6.1 Du point de vue de la gestion de l’eau

La norme actuelle pour la gestion de l’eau est celle d’une gestion par bassin versant. La définition d’un espace autour des limites physiques de la ressource pour la gestion de celle-ci a été conçue dès le 19ème siècle pour transcender les intérêts particuliers (Viellard-Coffre, 2001). Les usagers restent hors de la gestion, qui devient du ressort exclusif de spécialistes de l’eau. Cette délimitation pose cependant rapidement problème du fait de la complexité des enjeux de la gestion de l’eau : comment prendre en compte le recouvrement entre différentes ressources (nappe souterraine et réseau de surface), comment prendre en compte les échanges d’eau organisés (transferts interbassin), comment prendre en compte la localisation des usages et les transferts d’eau virtuelle ainsi induits… Au bout du compte, les limites des territoires où se discute la gestion de l’eau sont discutées au sein de la sphère technique, quand bien même l’implication des usagers est mise à l’honneur. D’autres territoires seraient possibles, tel que bassin d’approvisionnement, territoires de demande, mais les enjeux écologiques ramènent souvent « naturellement » au sacro-saint bassin versant (Mermet & Treyer, 2001).

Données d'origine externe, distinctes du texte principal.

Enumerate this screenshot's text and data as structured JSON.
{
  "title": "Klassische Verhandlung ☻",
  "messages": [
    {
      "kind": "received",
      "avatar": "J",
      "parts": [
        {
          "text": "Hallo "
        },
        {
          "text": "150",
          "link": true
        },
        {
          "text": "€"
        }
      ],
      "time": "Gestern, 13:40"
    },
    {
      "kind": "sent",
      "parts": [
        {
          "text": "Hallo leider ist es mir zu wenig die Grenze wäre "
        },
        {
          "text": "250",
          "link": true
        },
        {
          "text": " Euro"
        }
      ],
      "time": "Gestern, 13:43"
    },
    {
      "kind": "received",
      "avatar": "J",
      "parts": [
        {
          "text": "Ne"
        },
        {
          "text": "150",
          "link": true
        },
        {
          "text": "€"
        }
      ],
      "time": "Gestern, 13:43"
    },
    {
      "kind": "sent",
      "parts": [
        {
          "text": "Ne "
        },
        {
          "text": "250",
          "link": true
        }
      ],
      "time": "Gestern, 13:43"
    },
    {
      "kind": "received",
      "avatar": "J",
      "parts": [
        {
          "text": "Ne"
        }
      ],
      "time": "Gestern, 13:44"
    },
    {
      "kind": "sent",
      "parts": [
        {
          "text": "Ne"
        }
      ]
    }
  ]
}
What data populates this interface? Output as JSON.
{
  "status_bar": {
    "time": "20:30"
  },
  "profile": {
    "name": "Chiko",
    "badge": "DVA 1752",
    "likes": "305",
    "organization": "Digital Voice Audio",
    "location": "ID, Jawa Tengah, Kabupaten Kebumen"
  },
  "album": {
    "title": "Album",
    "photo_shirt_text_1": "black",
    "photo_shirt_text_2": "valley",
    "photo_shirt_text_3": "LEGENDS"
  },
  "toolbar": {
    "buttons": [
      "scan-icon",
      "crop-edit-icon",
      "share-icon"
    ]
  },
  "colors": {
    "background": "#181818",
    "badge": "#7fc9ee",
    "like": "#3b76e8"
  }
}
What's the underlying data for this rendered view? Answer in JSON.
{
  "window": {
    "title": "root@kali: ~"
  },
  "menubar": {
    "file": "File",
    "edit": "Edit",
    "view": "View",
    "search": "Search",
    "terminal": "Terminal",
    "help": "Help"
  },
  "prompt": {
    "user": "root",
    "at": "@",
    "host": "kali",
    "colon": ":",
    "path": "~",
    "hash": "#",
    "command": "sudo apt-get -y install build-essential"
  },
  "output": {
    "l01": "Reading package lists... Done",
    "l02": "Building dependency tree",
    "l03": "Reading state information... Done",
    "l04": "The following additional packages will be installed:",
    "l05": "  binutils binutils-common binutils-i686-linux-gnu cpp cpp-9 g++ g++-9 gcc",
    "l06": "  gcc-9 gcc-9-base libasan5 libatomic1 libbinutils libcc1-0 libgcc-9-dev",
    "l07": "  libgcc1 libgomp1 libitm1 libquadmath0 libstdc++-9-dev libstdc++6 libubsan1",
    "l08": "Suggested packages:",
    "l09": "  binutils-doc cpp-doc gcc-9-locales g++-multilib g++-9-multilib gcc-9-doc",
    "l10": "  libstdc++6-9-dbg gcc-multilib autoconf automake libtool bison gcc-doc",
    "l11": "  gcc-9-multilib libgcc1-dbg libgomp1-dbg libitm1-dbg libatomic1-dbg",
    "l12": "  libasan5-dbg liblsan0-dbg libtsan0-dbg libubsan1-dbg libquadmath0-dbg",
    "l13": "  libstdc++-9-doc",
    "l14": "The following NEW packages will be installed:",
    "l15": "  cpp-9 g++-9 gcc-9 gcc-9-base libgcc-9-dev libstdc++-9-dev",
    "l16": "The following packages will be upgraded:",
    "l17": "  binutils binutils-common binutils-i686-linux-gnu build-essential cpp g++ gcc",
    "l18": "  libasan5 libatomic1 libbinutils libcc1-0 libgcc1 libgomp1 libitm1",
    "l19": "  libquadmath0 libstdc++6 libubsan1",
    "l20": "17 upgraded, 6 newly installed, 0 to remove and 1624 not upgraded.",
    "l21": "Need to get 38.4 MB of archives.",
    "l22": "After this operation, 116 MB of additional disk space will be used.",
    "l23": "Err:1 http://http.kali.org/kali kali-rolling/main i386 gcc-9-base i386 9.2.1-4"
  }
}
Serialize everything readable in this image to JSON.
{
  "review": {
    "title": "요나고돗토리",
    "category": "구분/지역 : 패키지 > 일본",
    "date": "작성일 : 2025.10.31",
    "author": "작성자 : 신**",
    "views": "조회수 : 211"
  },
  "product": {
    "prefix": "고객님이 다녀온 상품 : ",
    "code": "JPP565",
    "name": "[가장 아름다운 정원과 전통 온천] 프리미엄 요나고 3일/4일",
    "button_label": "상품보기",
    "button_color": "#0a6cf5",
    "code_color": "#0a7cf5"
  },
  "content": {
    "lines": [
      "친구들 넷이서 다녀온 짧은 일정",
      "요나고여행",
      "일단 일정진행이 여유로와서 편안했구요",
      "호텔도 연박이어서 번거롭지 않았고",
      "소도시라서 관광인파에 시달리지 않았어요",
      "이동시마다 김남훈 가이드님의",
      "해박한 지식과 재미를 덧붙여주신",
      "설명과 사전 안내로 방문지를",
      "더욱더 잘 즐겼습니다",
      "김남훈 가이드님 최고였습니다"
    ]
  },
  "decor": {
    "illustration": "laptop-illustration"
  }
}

Tout montre cependant que le bassin versant n’est pas un espace fonctionnel de gestion pour les acteurs de terrain. Il renvoie spécifiquement à la rationalité de l’expert (Salles & Zelem, 1998). Les objectifs d’aménagement du territoire, de production énergétique nationale ou d’autosuffisance alimentaire génèrent des décisions généralement hors du contexte d’une institution de bassin, alors qu’elles ont des incidences sur les hydrosystèmes en lien avec ce territoire. Elles prennent en compte des besoins spécifiques tel que la préservation de l’emploi dans un territoire donné ou les attaches culturelles à une certaine forme de paysage hydraulique. Ces formes de paysage hydraulique peuvent être issues d’autres zones géographiques12.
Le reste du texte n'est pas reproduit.